# Pulled the trigger



## Milehimachine (Apr 9, 2019)

Well I finally did it finally was able to get a lathe and mill  ordered.  Got myself the Grizzly G0768Z and the G0758Z.  If you have these machines and has any useful tips or mods they made please feel free to share.   I should have them by April 19th had to schedule a day off so I could schedule that day to receive the machines.


----------



## mikey (Apr 10, 2019)

Congrats, and welcome to the Slippery Slope!


----------



## FOMOGO (Apr 10, 2019)

Cool! should be a great day. Cheers, Mike


----------



## markba633csi (Apr 10, 2019)

On the mill I believe there is a plastic gear that tends to break when the machine is pushed hard.  You might want to order one as a spare. I think it's similar to the very popular G0704 model; if you do some research for broken gears on the 0704 you should be able to pin down which one it is.
Folks also convert the 0704 to belt drive, you might want to consider doing that to yours in the future- have fun and be safe
Mark


----------



## Mitch Alsup (Apr 10, 2019)

mikey said:


> Congrats, and welcome to the Slippery Slope!

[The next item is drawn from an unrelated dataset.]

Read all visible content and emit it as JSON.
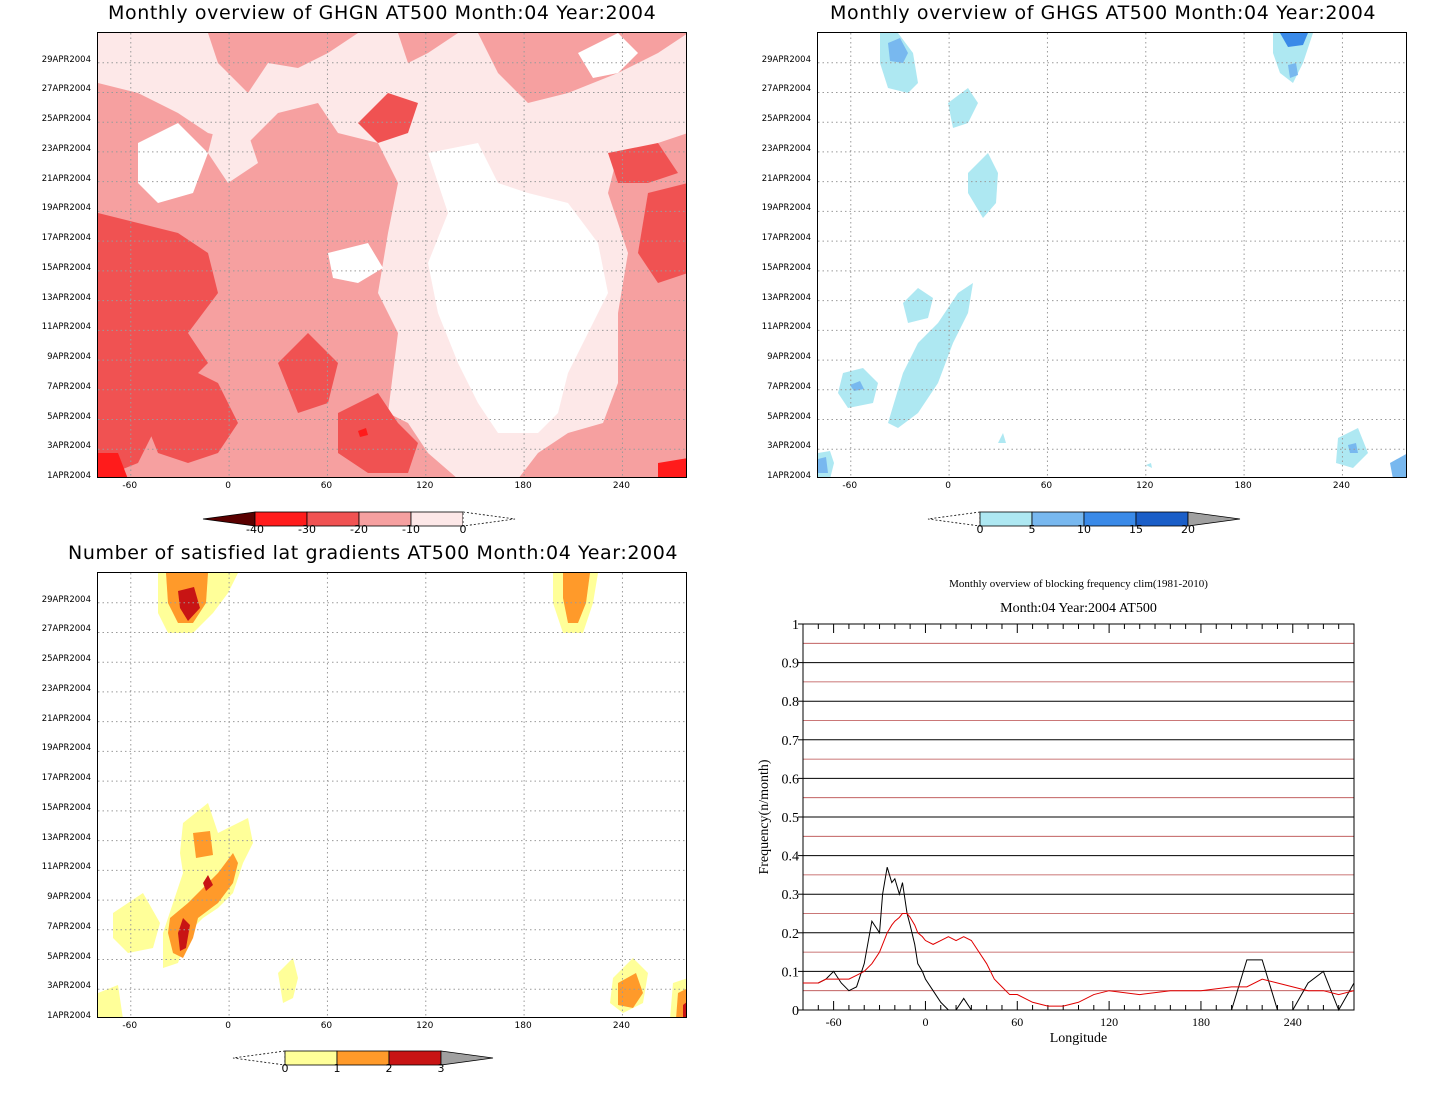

Slippery implies that there is at least some friction.
The slope, as I see it, has a lower coefficient of friction than falling through a vacuum.


----------



## Milehimachine (Apr 19, 2019)

Really annoyed right now.  Scheduled to have my mill and lathe delivered today only to find out the items never made it on the truck for delivery.  So I have been home all day waiting only to call 15 minutes before deadline to be told oops sorry human error would you like to reschedule?  No I want my stuff today since I took the day off and all to be here.  Now I gotta wait till Monday to rip the local office a new one and figure out how to get it delivered while I'm home since I cant take another day off.  Saia Freight you really suck.


----------



## Milehimachine (Apr 25, 2019)

Good news my new mill and lathe where delivered on Tuesday.  With my work schedule wont be able to touch em until Saturday but I know I'll be spending all day cleaning and adjusting them.  Pics will be added later.


----------



## Milehimachine (Apr 27, 2019)

Well gottem out of the crates cleaned and spindles broke in.  Now all I gotta do is start making chips.


----------



## MarkM (Apr 27, 2019)

I think the slope will get quite slippery from here!!!  Hide your wallet and credit cards before they slide too far!


----------